Ecos de Sangue e Estrelas

6 Recuperação e Reflexão


O som constante de monitores médicos e o leve zumbido do ar condicionado enchiam a sala do hospital enquanto Garrus Vakarian descansava numa cama reforçada, a armadura parcialmente removida e reparos médicos a serem aplicados nos ferimentos mais graves. A luz fria refletia nas paredes metálicas, dando à sala um ar clínico e quase impessoal, mas para Leaf Shepard, cada detalhe parecia amplificado pela tensão dos últimos acontecimentos.

Leaf permanecia sentada ao lado da cama, observando Garrus com uma mistura de preocupação e alívio. Ele estava vivo, consciente, e finalmente seguro depois de tudo o que tinham enfrentado. No entanto, a lembrança do drell assassino ainda pairava sobre ela como uma sombra persistente.

— Garrus, estás a sentir alguma dor? — perguntou Leaf, cuidadosamente, a voz ainda carregada da adrenalina e do medo das últimas horas.

— Apenas… algumas dores musculares e a armadura danificada deixou algumas contusões, — respondeu Garrus, com um tom rouco mas sereno, tentando aliviar a tensão no ar. Ele respirou fundo, os olhos fixos em Leaf por um momento. — Obrigado por me teres protegido. Foi… instintivo da tua parte.

Leaf sorriu ligeiramente, mas a preocupação não desapareceu.

— Instintivo ou não, não quero perder-te. Ele balançou a cabeça levemente, reconhecendo a sinceridade da sua preocupação, mas com o habitual pragmatismo que sempre a caracterizou.

A sala estava silenciosa à exceção dos monitores, e Leaf aproveitou para refletir sobre os eventos recentes. A presença do drell assassino ainda estava gravada na sua mente, os seus olhos pensativos e fixos em Garrus. Havia algo naquela figura misteriosa que a incomodava não apenas o perigo que representava, mas algo mais, algo difícil de compreender. Leaf sentiu um misto de apreensão e curiosidade.

— Leaf… — murmurou Garrus, quebrando o silêncio. — Achas que ele vai voltar?

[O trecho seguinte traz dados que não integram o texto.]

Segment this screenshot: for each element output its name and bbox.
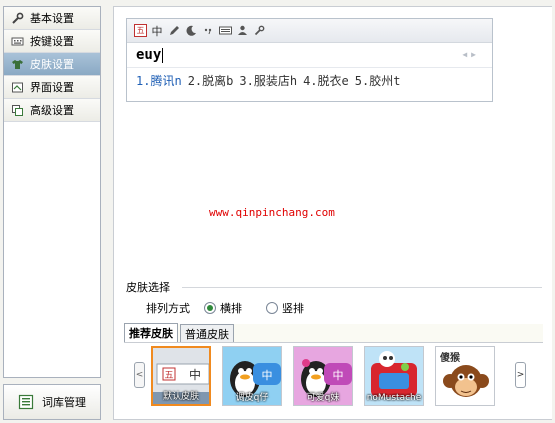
- keyboard-icon: [218, 24, 232, 38]
- sidebar-item-skin[interactable]: 皮肤设置: [4, 53, 100, 76]
- pen-icon: [167, 24, 181, 38]
- candidate-item: 1.腾讯n: [136, 73, 182, 88]
- sidebar-item-keys[interactable]: 按键设置: [4, 30, 100, 53]
- section-divider: [182, 287, 542, 288]
- skin-thumb-silly-monkey[interactable]: 傻猴: [435, 346, 495, 406]
- ime-preview: 五 中 euy ◀▶ 1.腾讯n 2.脱离b 3.服装店h 4.脱衣e 5.胶州…: [126, 18, 493, 102]
- wrench-icon: [252, 24, 266, 38]
- watermark-text: www.qinpinchang.com: [209, 206, 335, 219]
- copy-icon: [10, 103, 24, 117]
- svg-text:中: 中: [189, 367, 201, 382]
- keyboard-icon: [10, 34, 24, 48]
- sidebar-item-advanced[interactable]: 高级设置: [4, 99, 100, 122]
- punctuation-icon: [201, 24, 215, 38]
- skin-caption: 傻猴: [440, 353, 460, 364]
- text-caret: [162, 47, 164, 63]
- sidebar-item-basic[interactable]: 基本设置: [4, 7, 100, 30]
- arrange-mode-row: 排列方式 横排 竖排: [146, 300, 304, 316]
- shirt-icon: [10, 57, 24, 71]
- moon-icon: [184, 24, 198, 38]
- skin-thumb-cute-q[interactable]: 中 可爱q妹: [293, 346, 353, 406]
- arrange-mode-label: 排列方式: [146, 302, 190, 315]
- sidebar-item-label: 按键设置: [30, 35, 74, 48]
- candidate-item: 4.脱衣e: [303, 73, 349, 88]
- radio-dot[interactable]: [266, 302, 278, 314]
- chinese-mode-icon: 中: [151, 24, 163, 38]
- tab-recommended-skins[interactable]: 推荐皮肤: [124, 323, 178, 342]
- skin-thumb-naughty-q[interactable]: 中 调皮q仔: [222, 346, 282, 406]
- radio-vertical[interactable]: 竖排: [266, 300, 304, 316]
- skin-gallery: < 五 中 默认皮肤 中 调皮q仔 中 可爱q妹 noMustache 傻猴 >: [134, 346, 526, 408]
- skin-thumb-default[interactable]: 五 中 默认皮肤: [151, 346, 211, 406]
- skin-caption: 可爱q妹: [306, 393, 340, 403]
- ime-logo: 五: [134, 24, 147, 37]
- sidebar: 基本设置 按键设置 皮肤设置 界面设置 高级设置 词库管理: [0, 0, 106, 423]
- skin-settings-panel: 五 中 euy ◀▶ 1.腾讯n 2.脱离b 3.服装店h 4.脱衣e 5.胶州…: [113, 6, 552, 420]
- sidebar-item-interface[interactable]: 界面设置: [4, 76, 100, 99]
- candidate-item: 5.胶州t: [354, 73, 401, 88]
- ime-toolbar: 五 中: [127, 19, 492, 43]
- user-icon: [235, 24, 249, 38]
- page-arrows-icon: ◀▶: [462, 50, 480, 59]
- radio-dot[interactable]: [204, 302, 216, 314]
- radio-horizontal[interactable]: 横排: [204, 300, 242, 316]
- scroll-right-button[interactable]: >: [515, 362, 526, 388]
- dictionary-icon: [18, 394, 34, 410]
- scroll-left-button[interactable]: <: [134, 362, 145, 388]
- sidebar-item-label: 基本设置: [30, 12, 74, 25]
- settings-nav: 基本设置 按键设置 皮肤设置 界面设置 高级设置: [3, 6, 101, 378]
- candidate-item: 3.服装店h: [239, 73, 298, 88]
- chevron-left-icon: <: [135, 370, 144, 380]
- skin-caption: 默认皮肤: [162, 392, 199, 402]
- wrench-icon: [10, 11, 24, 25]
- skin-thumb-nomustache[interactable]: noMustache: [364, 346, 424, 406]
- svg-text:中: 中: [333, 369, 344, 382]
- skin-section-title: 皮肤选择: [126, 281, 170, 294]
- sidebar-item-label: 界面设置: [30, 81, 74, 94]
- svg-text:中: 中: [262, 369, 273, 382]
- sidebar-item-label: 高级设置: [30, 104, 74, 117]
- chevron-right-icon: >: [516, 370, 525, 380]
- window-icon: [10, 80, 24, 94]
- dictionary-manage-button[interactable]: 词库管理: [3, 384, 101, 420]
- sidebar-item-label: 皮肤设置: [30, 58, 74, 71]
- candidate-list: 1.腾讯n 2.脱离b 3.服装店h 4.脱衣e 5.胶州t: [127, 68, 492, 92]
- candidate-item: 2.脱离b: [187, 73, 234, 88]
- radio-label: 竖排: [282, 302, 304, 315]
- svg-text:五: 五: [164, 371, 173, 381]
- tab-normal-skins[interactable]: 普通皮肤: [180, 324, 234, 342]
- composition-text: euy: [136, 47, 162, 63]
- dictionary-manage-label: 词库管理: [42, 396, 86, 409]
- ime-composition: euy ◀▶: [127, 43, 492, 68]
- radio-label: 横排: [220, 302, 242, 315]
- skin-caption: noMustache: [366, 393, 422, 403]
- skin-tabs: 推荐皮肤 普通皮肤: [124, 323, 543, 343]
- skin-caption: 调皮q仔: [235, 393, 269, 403]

Leaf desviou o olhar por um instante, considerando cuidadosamente as palavras.

— Não sei. Mas algo me diz que isto não foi um encontro isolado. Ele não se comportou como um inimigo comum. Observava-nos… estudava-nos. E essa pausa… não é típica de alguém que procura apenas eliminar alvos.

Garrus assentiu lentamente, compreendendo a gravidade do que ela dizia.

— Então temos de nos preparar. Não apenas para o que ele possa fazer, mas para o que significa para nós.

Leaf respirou fundo, apoiando a mão na cama, próxima da mão dele. A ligação entre os dois era evidente que não era apenas de companheiros de combate, mas cúmplices numa situação que testava cada limite físico e emocional. Ela sentiu uma onda de responsabilidade: proteger Garrus era prioridade, mas a presença do assassino indicava que algo mais estava em jogo, algo que ainda não compreendiam completamente.

— Vamos sair desta, Garrus. Sempre saímos. — A sua voz estava firme, determinada. Ele sorriu levemente, confiante.

Leaf respirou fundo, apertando levemente a mão de Garrus, determinada a proteger o seu amigo e a enfrentar o que quer que estivesse por vir.

Fora do hospital, a cidade permanecia silenciosa, mas Leaf sabia que a sombra do drell não desapareceria. Algo naquele encontro a deixava inquieta, uma sensação de que o perigo e a complexidade dos sentimentos envolvidos apenas começavam a emergir.

Enquanto Garrus recuperava sem risco de vida, Leaf manteve-se vigilante, os olhos constantemente a percorrer a sala e o corredor. A presença silenciosa do assassino continuava a pairar no seu pensamento, a promessa de que o próximo encontro poderia mudar tudo novamente.